I militari [si parla di tre giorni fa] sorvegliavano le entrate alla piazza e tenevano da parte gli stranieri. Poi siamo arrivati noi e, quando hanno visto che avevamo tantissimi timbri egiziani sui passaporti, ci hanno detto che avevamo tanto diritto come quelli dentro la piazza, a stare là, e ci hanno lasciato passare. E niente, siamo tornati da poco, dopo avere incontrato tanti alunni e la famiglia al completo della Bakery [la pasticceria sotto casa di Julia ed ex casa mia] che ci ha dato un abbraccione da non credere.

E poi c’è stata Al Jazeera, che merita di vincere tutti i premi di giornalismo dell’anno e del decennio, e che in tantissimi hanno ricordato e ringraziato ieri, in rete, mentre si festeggiava per la caduta del dittatore, per avere mostrato a tutto il mondo quello che gli egiziani, a mani nude, stavano facendo.

Chi era sintonizzato su AJE al momento dell’annuncio di Suleiman l’ha visto: silenzio in studio, microfoni puntati su Tahrir e l’esplosione, potente e meravigliosa, della felicità nella piazza. Solo loro, tutto l’audio per la folla, per minuti e minuti e minuti e sembrava non finire mai, eri lì nella piazza col boato nelle orecchie e potevi solo piangere di commozione, davanti a quella distesa infinita di gente, davanti a quell’unica voce della piazza che traboccava da tutti gli altoparlanti, senza interpreti, senza interferenze, la loro voce e la loro gioia e niente altro. E poi, quando hanno ridato la linea alla corrispondente, piangeva pure lei e piangevamo tutti e, al diavolo, succede una volta nella vita, se sei fortunato, di essere testimone di una cosa così.

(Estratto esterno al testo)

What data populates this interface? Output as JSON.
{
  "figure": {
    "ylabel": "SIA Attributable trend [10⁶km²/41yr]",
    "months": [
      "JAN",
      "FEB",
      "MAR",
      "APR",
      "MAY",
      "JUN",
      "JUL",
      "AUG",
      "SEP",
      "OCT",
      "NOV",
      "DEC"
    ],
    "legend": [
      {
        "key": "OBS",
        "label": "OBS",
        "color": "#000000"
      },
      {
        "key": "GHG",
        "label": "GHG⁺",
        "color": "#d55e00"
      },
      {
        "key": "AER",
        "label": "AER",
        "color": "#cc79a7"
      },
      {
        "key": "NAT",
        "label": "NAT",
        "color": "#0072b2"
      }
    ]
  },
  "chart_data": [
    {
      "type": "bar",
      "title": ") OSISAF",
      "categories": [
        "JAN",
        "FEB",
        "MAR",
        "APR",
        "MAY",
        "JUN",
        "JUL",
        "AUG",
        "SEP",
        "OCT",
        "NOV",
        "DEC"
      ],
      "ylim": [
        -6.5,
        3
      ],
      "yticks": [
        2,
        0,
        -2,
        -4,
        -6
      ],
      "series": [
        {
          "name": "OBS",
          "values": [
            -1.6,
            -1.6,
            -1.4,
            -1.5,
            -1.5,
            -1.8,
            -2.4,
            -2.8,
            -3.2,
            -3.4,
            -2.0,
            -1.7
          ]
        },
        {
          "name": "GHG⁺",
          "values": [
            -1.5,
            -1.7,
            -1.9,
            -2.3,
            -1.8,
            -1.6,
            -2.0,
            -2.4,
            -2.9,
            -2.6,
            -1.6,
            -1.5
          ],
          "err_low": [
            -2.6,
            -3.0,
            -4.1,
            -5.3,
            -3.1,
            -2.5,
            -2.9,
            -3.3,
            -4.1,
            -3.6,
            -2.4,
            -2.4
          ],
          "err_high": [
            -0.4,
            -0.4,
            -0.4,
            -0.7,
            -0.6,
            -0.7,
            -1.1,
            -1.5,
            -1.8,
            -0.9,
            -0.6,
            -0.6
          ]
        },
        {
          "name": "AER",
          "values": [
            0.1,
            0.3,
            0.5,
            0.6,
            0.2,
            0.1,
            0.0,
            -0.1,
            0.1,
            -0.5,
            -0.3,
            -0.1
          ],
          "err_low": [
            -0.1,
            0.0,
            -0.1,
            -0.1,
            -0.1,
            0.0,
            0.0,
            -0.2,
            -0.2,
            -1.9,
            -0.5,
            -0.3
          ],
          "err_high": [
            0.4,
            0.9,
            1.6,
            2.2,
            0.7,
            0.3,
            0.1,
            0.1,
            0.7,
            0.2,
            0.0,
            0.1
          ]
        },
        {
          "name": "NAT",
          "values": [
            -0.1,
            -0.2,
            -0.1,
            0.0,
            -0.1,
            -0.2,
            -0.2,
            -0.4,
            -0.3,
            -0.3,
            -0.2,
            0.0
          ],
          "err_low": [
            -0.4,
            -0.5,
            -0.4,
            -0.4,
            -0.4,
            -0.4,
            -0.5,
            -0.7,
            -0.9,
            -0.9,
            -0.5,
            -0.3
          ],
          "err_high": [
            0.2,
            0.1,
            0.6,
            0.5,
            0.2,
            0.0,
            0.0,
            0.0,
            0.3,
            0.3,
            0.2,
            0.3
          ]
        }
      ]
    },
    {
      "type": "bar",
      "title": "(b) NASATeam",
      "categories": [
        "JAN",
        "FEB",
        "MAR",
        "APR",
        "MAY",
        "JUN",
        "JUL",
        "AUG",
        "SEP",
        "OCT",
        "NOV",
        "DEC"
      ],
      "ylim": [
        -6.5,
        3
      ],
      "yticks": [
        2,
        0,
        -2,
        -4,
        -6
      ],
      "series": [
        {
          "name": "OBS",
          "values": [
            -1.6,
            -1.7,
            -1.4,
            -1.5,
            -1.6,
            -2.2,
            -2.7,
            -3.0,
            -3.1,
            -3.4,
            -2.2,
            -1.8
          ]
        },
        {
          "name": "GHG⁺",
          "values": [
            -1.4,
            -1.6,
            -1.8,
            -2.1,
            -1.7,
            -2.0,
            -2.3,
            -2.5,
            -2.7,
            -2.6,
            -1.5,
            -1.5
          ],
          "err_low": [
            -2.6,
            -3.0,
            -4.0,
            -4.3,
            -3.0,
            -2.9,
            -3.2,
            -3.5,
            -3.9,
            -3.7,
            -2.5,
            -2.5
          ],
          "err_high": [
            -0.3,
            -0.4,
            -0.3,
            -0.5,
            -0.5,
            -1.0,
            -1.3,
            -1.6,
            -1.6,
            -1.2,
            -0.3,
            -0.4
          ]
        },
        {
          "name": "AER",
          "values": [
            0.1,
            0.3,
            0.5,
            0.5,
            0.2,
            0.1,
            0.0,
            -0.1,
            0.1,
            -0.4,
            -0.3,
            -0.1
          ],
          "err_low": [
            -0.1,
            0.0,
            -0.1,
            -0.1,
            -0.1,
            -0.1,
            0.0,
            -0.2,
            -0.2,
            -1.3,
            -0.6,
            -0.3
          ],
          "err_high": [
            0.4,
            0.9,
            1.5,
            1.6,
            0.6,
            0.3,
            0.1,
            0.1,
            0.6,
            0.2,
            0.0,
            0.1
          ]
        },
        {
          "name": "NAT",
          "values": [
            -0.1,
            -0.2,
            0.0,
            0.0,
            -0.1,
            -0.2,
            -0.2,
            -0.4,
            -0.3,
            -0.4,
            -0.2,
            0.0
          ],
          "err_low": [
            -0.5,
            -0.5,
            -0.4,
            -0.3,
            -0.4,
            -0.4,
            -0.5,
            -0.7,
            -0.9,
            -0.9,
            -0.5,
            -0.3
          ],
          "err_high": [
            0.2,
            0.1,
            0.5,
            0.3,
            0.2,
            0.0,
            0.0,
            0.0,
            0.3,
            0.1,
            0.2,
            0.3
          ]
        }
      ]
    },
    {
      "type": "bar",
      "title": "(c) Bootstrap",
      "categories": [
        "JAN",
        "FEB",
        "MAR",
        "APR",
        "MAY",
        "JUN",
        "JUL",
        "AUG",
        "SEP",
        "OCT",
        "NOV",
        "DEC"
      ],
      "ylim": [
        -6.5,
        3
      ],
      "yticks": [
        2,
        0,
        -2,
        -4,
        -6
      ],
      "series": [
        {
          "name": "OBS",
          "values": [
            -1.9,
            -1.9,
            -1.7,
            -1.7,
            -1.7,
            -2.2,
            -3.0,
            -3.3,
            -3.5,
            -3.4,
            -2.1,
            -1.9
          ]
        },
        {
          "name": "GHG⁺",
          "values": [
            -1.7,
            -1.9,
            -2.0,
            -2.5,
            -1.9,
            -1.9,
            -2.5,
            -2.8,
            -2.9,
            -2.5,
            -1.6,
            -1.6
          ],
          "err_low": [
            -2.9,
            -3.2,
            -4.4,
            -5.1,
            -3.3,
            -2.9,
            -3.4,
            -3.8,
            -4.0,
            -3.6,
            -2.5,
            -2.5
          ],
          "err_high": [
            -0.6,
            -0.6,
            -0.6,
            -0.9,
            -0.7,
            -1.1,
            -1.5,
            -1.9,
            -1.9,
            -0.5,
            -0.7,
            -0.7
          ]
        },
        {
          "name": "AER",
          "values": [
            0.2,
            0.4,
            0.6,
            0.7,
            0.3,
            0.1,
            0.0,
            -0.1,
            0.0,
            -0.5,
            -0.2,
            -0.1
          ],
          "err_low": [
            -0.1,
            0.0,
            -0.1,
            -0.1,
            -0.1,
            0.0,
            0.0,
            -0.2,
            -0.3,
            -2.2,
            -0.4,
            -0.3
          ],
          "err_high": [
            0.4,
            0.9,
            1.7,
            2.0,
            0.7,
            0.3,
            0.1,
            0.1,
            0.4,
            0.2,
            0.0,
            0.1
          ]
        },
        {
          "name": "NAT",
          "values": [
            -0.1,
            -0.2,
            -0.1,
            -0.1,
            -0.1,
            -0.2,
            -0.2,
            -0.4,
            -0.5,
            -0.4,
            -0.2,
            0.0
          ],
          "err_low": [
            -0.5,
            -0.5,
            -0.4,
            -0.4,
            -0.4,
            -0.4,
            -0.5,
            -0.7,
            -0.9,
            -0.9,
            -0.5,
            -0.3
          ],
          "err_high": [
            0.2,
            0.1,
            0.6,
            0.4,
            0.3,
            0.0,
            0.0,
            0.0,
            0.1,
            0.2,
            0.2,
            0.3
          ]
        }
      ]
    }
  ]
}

Ci sarà tempo, da domani in poi, per analizzare il cambiamento avvenuto, immaginare il futuro, vedere i – tanti – pericoli che minacciano questa bebè di quasi democrazia e, anche, per ridisegnare delle categorie mentali e politiche – quelle dello scontro di civiltà, la robaccia neocon, le cazzate che ci hanno detto per anni – che, oggi, l’Egitto ha fatto invecchiare di cent’anni, ha trasformato in obsolete, ha gettato nella pattumiera della Storia assieme alla malafede di chi le propugnava.

Domani.

Oggi c’è bisogno di godersi fino in fondo questa felicità. Nutre il cuore, dà fiducia e coraggio, rende più forti.

E sorrido pensando a uno dei twit di stanotte di Sandmonkey (leggetevi la sua cronaca della rivoluzione), scritto nel pieno della festa: “A tutti quelli che ci hanno ridicolizzati, che si sono opposti a noi, che volevano farci scendere a compromessi, io dico: BENVENUTI ALLA FESTA :) OGGI FESTEGGIAMO TUTTI!!!”